Seit meinem Gespräch mit Jenni bin ich für dieses Thema sensi­bi­li­siert und plötz­lich begegnet es einem an vielen Orten.

Der Durchschnitt aller Deutschen …

… trifft sich auf Sylt. Vor Kurzem habe ich Freunde auf Sylt besucht. Ich mag die Insel ganz im Norden sehr. Schon seit ich dort auf Klas­sen­fahrt war. Strand, Meer, wunder­schöne Dünen­land­schaften und die typi­schen Frie­sen­häuser mit den Reet­dä­chern überall.

Als Küsten­kind fühle ich mich am Meer zu Hause. Egal ob Ost- oder Nordsee. Was mich aber schon hier an der Ostsee immer wieder geär­gert hat, sind die vielen igno­ranten Touristen, die trotz vieler Hinweis­schilder einfach die Dünen kaputt tram­peln.

Leider etwas, was ich auf Sylt noch viel öfter beob­achtet habe. Sylt, die Insel, auf der sich Menschen aus ganz Deutsch­land treffen, um Urlaub zu machen.
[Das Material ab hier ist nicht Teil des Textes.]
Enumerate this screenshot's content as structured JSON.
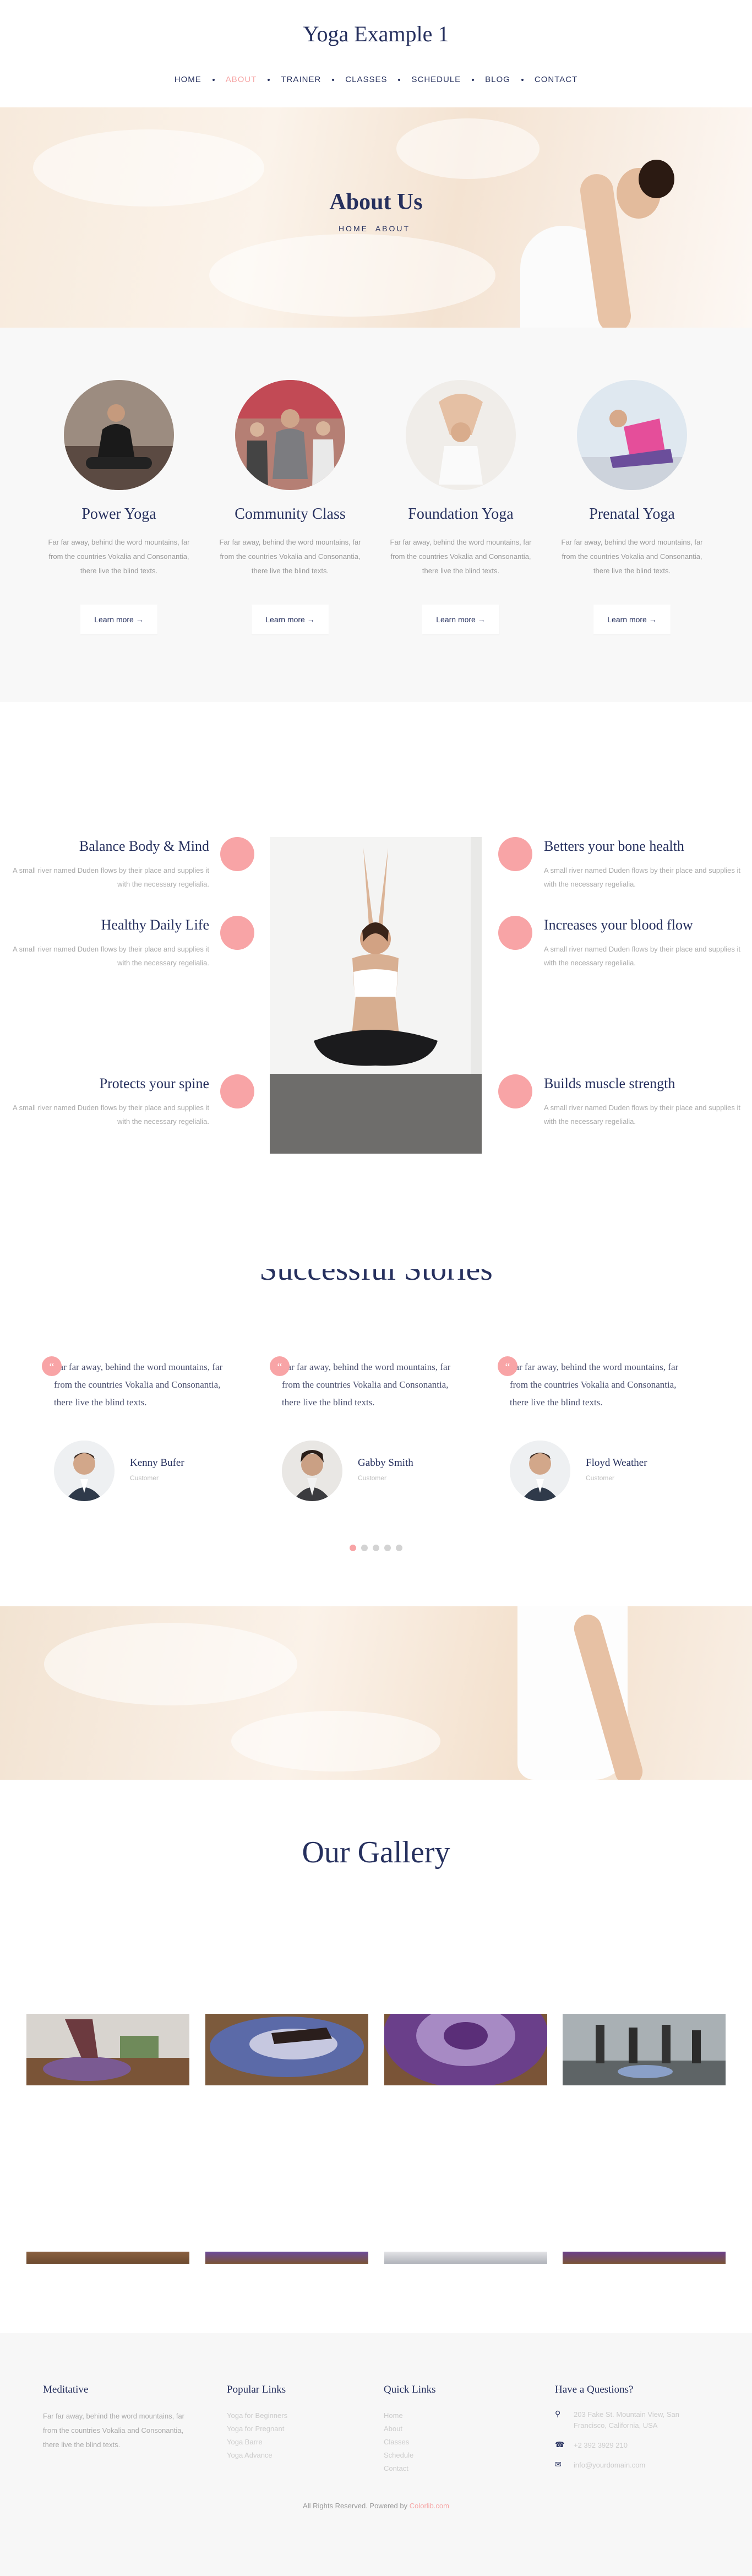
{
  "site": {
    "brand": "Yoga Example 1"
  },
  "nav": {
    "items": [
      "HOME",
      "ABOUT",
      "TRAINER",
      "CLASSES",
      "SCHEDULE",
      "BLOG",
      "CONTACT"
    ],
    "active_index": 1
  },
  "hero": {
    "title": "About Us",
    "breadcrumb": [
      "HOME",
      "ABOUT"
    ]
  },
  "classes": {
    "items": [
      {
        "name": "Power Yoga",
        "desc": "Far far away, behind the word mountains, far from the countries Vokalia and Consonantia, there live the blind texts.",
        "button": "Learn more"
      },
      {
        "name": "Community Class",
        "desc": "Far far away, behind the word mountains, far from the countries Vokalia and Consonantia, there live the blind texts.",
        "button": "Learn more"
      },
      {
        "name": "Foundation Yoga",
        "desc": "Far far away, behind the word mountains, far from the countries Vokalia and Consonantia, there live the blind texts.",
        "button": "Learn more"
      },
      {
        "name": "Prenatal Yoga",
        "desc": "Far far away, behind the word mountains, far from the countries Vokalia and Consonantia, there live the blind texts.",
        "button": "Learn more"
      }
    ]
  },
  "benefits": {
    "left": [
      {
        "title": "Balance Body & Mind",
        "desc": "A small river named Duden flows by their place and supplies it with the necessary regelialia."
      },
      {
        "title": "Healthy Daily Life",
        "desc": "A small river named Duden flows by their place and supplies it with the necessary regelialia."
      },
      {
        "title": "Protects your spine",
        "desc": "A small river named Duden flows by their place and supplies it with the necessary regelialia."
      }
    ],
    "right": [
      {
        "title": "Betters your bone health",
        "desc": "A small river named Duden flows by their place and supplies it with the necessary regelialia."
      },
      {
        "title": "Increases your blood flow",
        "desc": "A small river named Duden flows by their place and supplies it with the necessary regelialia."
      },
      {
        "title": "Builds muscle strength",
        "desc": "A small river named Duden flows by their place and supplies it with the necessary regelialia."
      }
    ]
  },
  "stories": {
    "title": "Successful Stories",
    "items": [
      {
        "quote": "Far far away, behind the word mountains, far from the countries Vokalia and Consonantia, there live the blind texts.",
        "name": "Kenny Bufer",
        "role": "Customer"
      },
      {
        "quote": "Far far away, behind the word mountains, far from the countries Vokalia and Consonantia, there live the blind texts.",
        "name": "Gabby Smith",
        "role": "Customer"
      },
      {
        "quote": "Far far away, behind the word mountains, far from the countries Vokalia and Consonantia, there live the blind texts.",
        "name": "Floyd Weather",
        "role": "Customer"
      }
    ],
    "dots": 5,
    "active_dot": 0
  },
  "gallery": {
    "title": "Our Gallery"
  },
  "footer": {
    "meditative": {
      "heading": "Meditative",
      "text": "Far far away, behind the word mountains, far from the countries Vokalia and Consonantia, there live the blind texts."
    },
    "popular": {
      "heading": "Popular Links",
      "items": [
        "Yoga for Beginners",
        "Yoga for Pregnant",
        "Yoga Barre",
        "Yoga Advance"
      ]
    },
    "quick": {
      "heading": "Quick Links",
      "items": [
        "Home",
        "About",
        "Classes",
        "Schedule",
        "Contact"
      ]
    },
    "contact": {
      "heading": "Have a Questions?",
      "address": "203 Fake St. Mountain View, San Francisco, California, USA",
      "phone": "+2 392 3929 210",
      "email": "info@yourdomain.com"
    },
    "copyright": "All Rights Reserved. Powered by",
    "powered_by": "Colorlib.com"
  },
  "colors": {
    "navy": "#26305e",
    "accent": "#f8a4a6"
  },
  "icons": {
    "map": "map-marker-icon",
    "phone": "phone-icon",
    "email": "envelope-icon"
  }
}
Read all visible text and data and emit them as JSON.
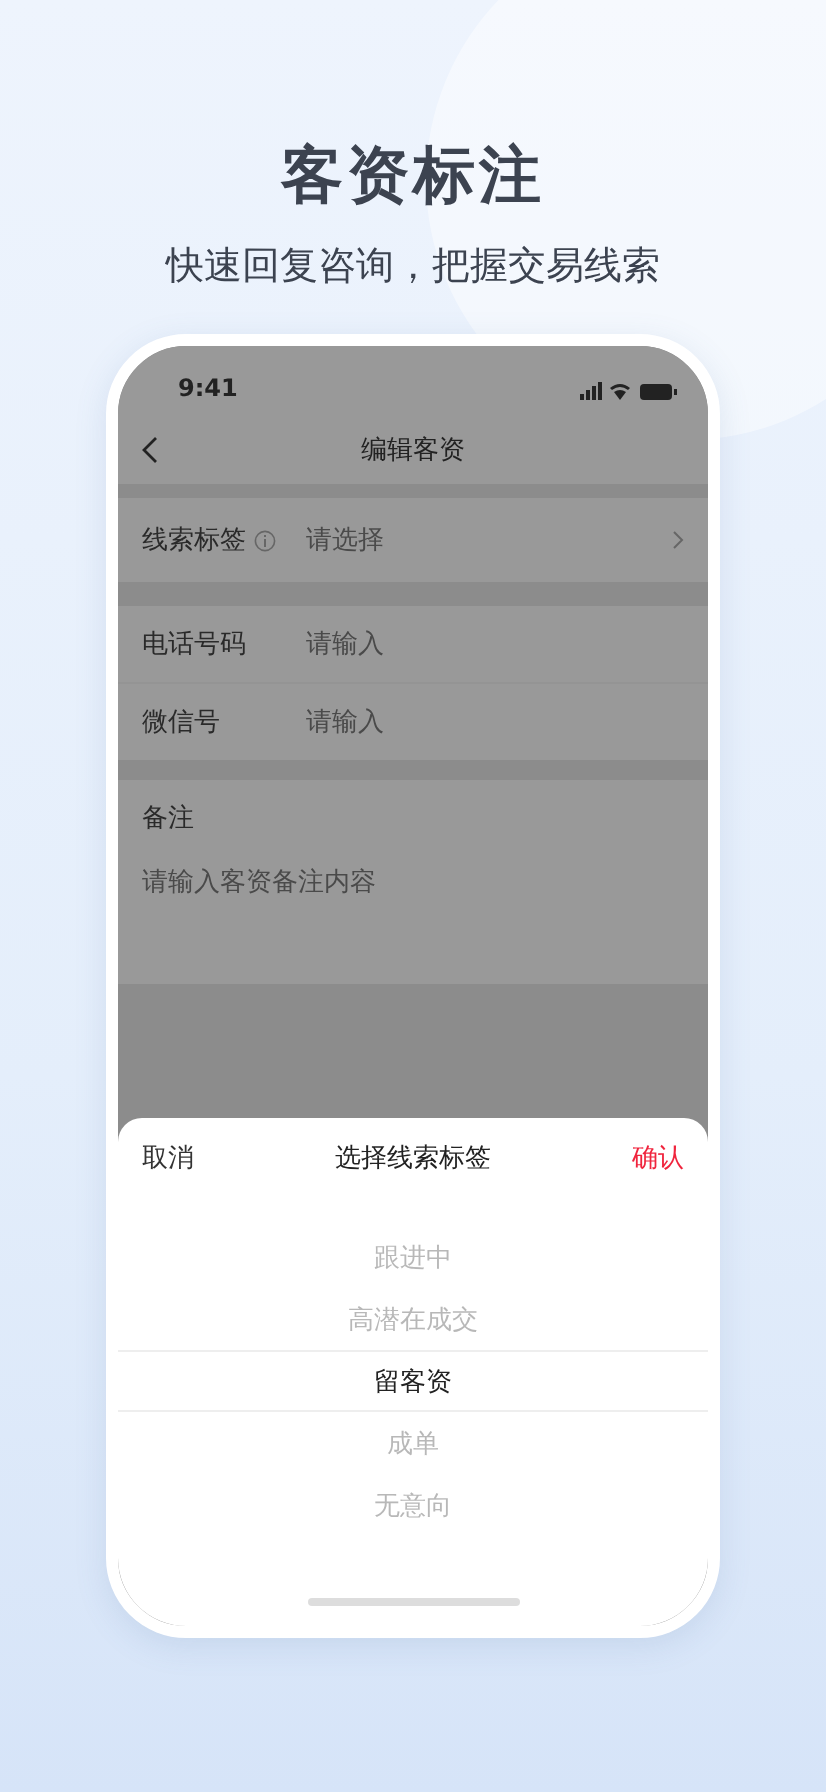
{
  "headline": "客资标注",
  "subtitle": "快速回复咨询，把握交易线索",
  "status_bar": {
    "time": "9:41"
  },
  "nav": {
    "title": "编辑客资"
  },
  "tag_field": {
    "label": "线索标签",
    "placeholder": "请选择"
  },
  "contact_fields": [
    {
      "label": "电话号码",
      "placeholder": "请输入"
    },
    {
      "label": "微信号",
      "placeholder": "请输入"
    }
  ],
  "remark": {
    "label": "备注",
    "placeholder": "请输入客资备注内容"
  },
  "sheet": {
    "cancel": "取消",
    "title": "选择线索标签",
    "confirm": "确认",
    "options": [
      {
        "label": "跟进中",
        "selected": false
      },
      {
        "label": "高潜在成交",
        "selected": false
      },
      {
        "label": "留客资",
        "selected": true
      },
      {
        "label": "成单",
        "selected": false
      },
      {
        "label": "无意向",
        "selected": false
      }
    ]
  }
}
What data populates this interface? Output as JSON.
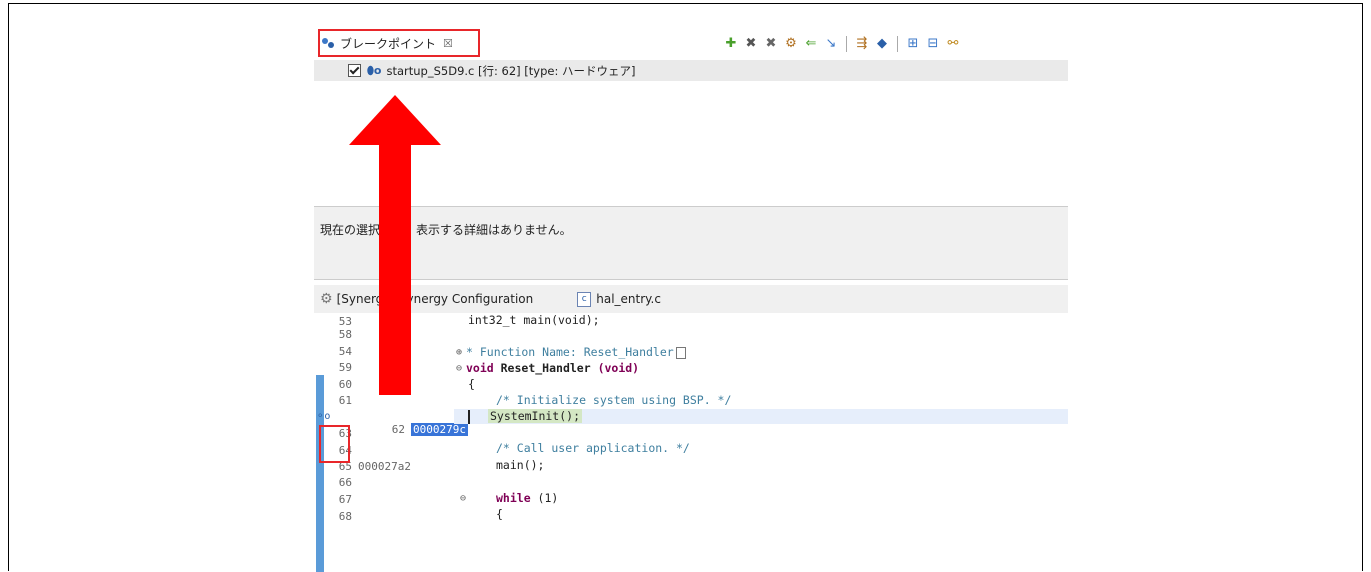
{
  "breakpoints_view": {
    "tab_label": "ブレークポイント",
    "close_glyph": "☒",
    "toolbar_icons": [
      "add-icon",
      "remove-icon",
      "remove-all-icon",
      "link-icon",
      "go-to-file-icon",
      "skip-icon",
      "collapse-icon",
      "expand-icon",
      "group-icon"
    ],
    "rows": [
      {
        "checked": true,
        "label": "startup_S5D9.c [行: 62] [type: ハードウェア]"
      }
    ]
  },
  "details_text": "現在の選択では、表示する詳細はありません。",
  "editor_tabs": [
    {
      "label": "[Synergy] Synergy Configuration"
    },
    {
      "label": "hal_entry.c",
      "file_icon": "c"
    }
  ],
  "gutter": [
    {
      "num": "53",
      "addr": ""
    },
    {
      "num": "58",
      "addr": ""
    },
    {
      "num": "54",
      "addr": ""
    },
    {
      "num": "59",
      "addr": ""
    },
    {
      "num": "60",
      "addr": ""
    },
    {
      "num": "61",
      "addr": ""
    },
    {
      "num": "62",
      "addr": "0000279c"
    },
    {
      "num": "63",
      "addr": ""
    },
    {
      "num": "64",
      "addr": ""
    },
    {
      "num": "65",
      "addr": "000027a2"
    },
    {
      "num": "66",
      "addr": ""
    },
    {
      "num": "67",
      "addr": ""
    },
    {
      "num": "68",
      "addr": ""
    }
  ],
  "code": {
    "l1": "int32_t main(void);",
    "l2": "* Function Name: Reset_Handler",
    "l3_kw": "void",
    "l3_fn": " Reset_Handler",
    "l3_rest": " (void)",
    "l4": "{",
    "l5": "/* Initialize system using BSP. */",
    "l6": "SystemInit();",
    "l7": "/* Call user application. */",
    "l8": "main();",
    "l9_kw": "while",
    "l9_rest": " (1)",
    "l10": "{"
  },
  "colors": {
    "highlight_box": "#e8262a",
    "arrow": "#ff0000",
    "selection": "#3874d8",
    "ruler": "#5a9bd8"
  }
}
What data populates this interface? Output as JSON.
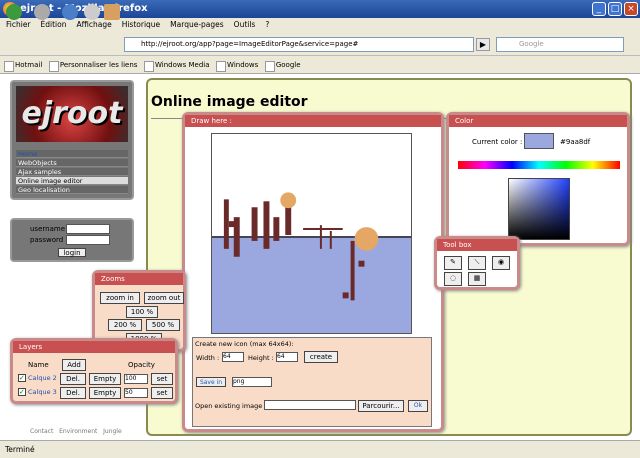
{
  "window": {
    "title": "ejroot - Mozilla Firefox"
  },
  "menu": [
    "Fichier",
    "Édition",
    "Affichage",
    "Historique",
    "Marque-pages",
    "Outils",
    "?"
  ],
  "url": "http://ejroot.org/app?page=ImageEditorPage&service=page#",
  "search": {
    "placeholder": "Google"
  },
  "bookmarks": [
    "Hotmail",
    "Personnaliser les liens",
    "Windows Media",
    "Windows",
    "Google"
  ],
  "status": "Terminé",
  "logo": "ejroot",
  "nav": [
    "Home",
    "WebObjects",
    "Ajax samples",
    "Online image editor",
    "Geo localisation"
  ],
  "login": {
    "username_label": "username",
    "password_label": "password",
    "button": "login"
  },
  "page_title": "Online image editor",
  "draw": {
    "title": "Draw here :",
    "new_icon": "Create new icon (max 64x64):",
    "width_label": "Width :",
    "width": "64",
    "height_label": "Height :",
    "height": "64",
    "create": "create",
    "save": "Save in",
    "format": "png",
    "open": "Open existing image",
    "browse": "Parcourir...",
    "ok": "Ok"
  },
  "color": {
    "title": "Color",
    "current_label": "Current color :",
    "current": "#9aa8df",
    "swatch": "#9aa8df"
  },
  "toolbox": {
    "title": "Tool box"
  },
  "zooms": {
    "title": "Zooms",
    "zoom_in": "zoom in",
    "zoom_out": "zoom out",
    "z100": "100 %",
    "z200": "200 %",
    "z500": "500 %",
    "z1000": "1000 %"
  },
  "layers": {
    "title": "Layers",
    "name_label": "Name",
    "add": "Add",
    "opacity_label": "Opacity",
    "rows": [
      {
        "name": "Calque 2",
        "del": "Del.",
        "empty": "Empty",
        "opacity": "100",
        "set": "set"
      },
      {
        "name": "Calque 3",
        "del": "Del.",
        "empty": "Empty",
        "opacity": "50",
        "set": "set"
      }
    ]
  },
  "footer": "Contact   Environment   Jungle"
}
Super­reiche, reiche und durch­schnitt­lich verdie­nende Menschen.

Ein Geistesblitz.

Und dann plötz­lich fiel es mir ein. Diese Menschen, die unge­achtet der Hinweis­schilder, Flyer, Broschüren und Berichten wie viel Sand beim letzten Sturm von der Insel abge­tragen wurde, müssen eine Lese­schwäche haben. Anders kann man sich so viel Igno­ranz kaum erklären.

Laut Studien (Leo Studie 2018) hat jede:r Achte Erwach­sene Schwie­rig­keiten beim Lesen und schreiben. Das sind über 6 Millionen Menschen in Deutsch­land. Egal welchen Schul­ab­schluss diese Menschen erreicht haben. Gymna­si­asten sind genau so betroffen wie Haupt­schüler und den meisten merkt man es nicht an. Sie haben Stra­te­gien entwi­ckelt, um nicht aufzu­fallen.

Auf dem Niveau eines Grundschulkindes.

Sie sind funk­tio­nale Analpha­beten und haben ein Lese­ni­veau von Grund­schü­lern der zweiten oder dritten Klasse. Sie können zwar einzelne Wörter schreiben oder einfache Sätze lesen, aber sie verstehen den Sinn eines längeren Textes nicht.

Wenn sie sich etwas notieren müssen, schreiben sie häufig so, wie sie die gespro­chenen Worte hören.

Deine Schrift ist viel schöner

Analpha­beten versu­chen bloß nicht aufzu­fallen, denn keiner gibt gern zu, dass er etwas, das in unserer Gesell­schaft als selbst­ver­ständ­lich gilt, nicht kann. Deshalb sind funk­tio­nale Analpha­beten oft erfin­de­risch, um ihre Schwäche zu verbergen.

Sie erfinden Ausreden wie: Hab meine Brille vergessen oder habe mir die Hand verletzt und kann gerade nicht schreiben.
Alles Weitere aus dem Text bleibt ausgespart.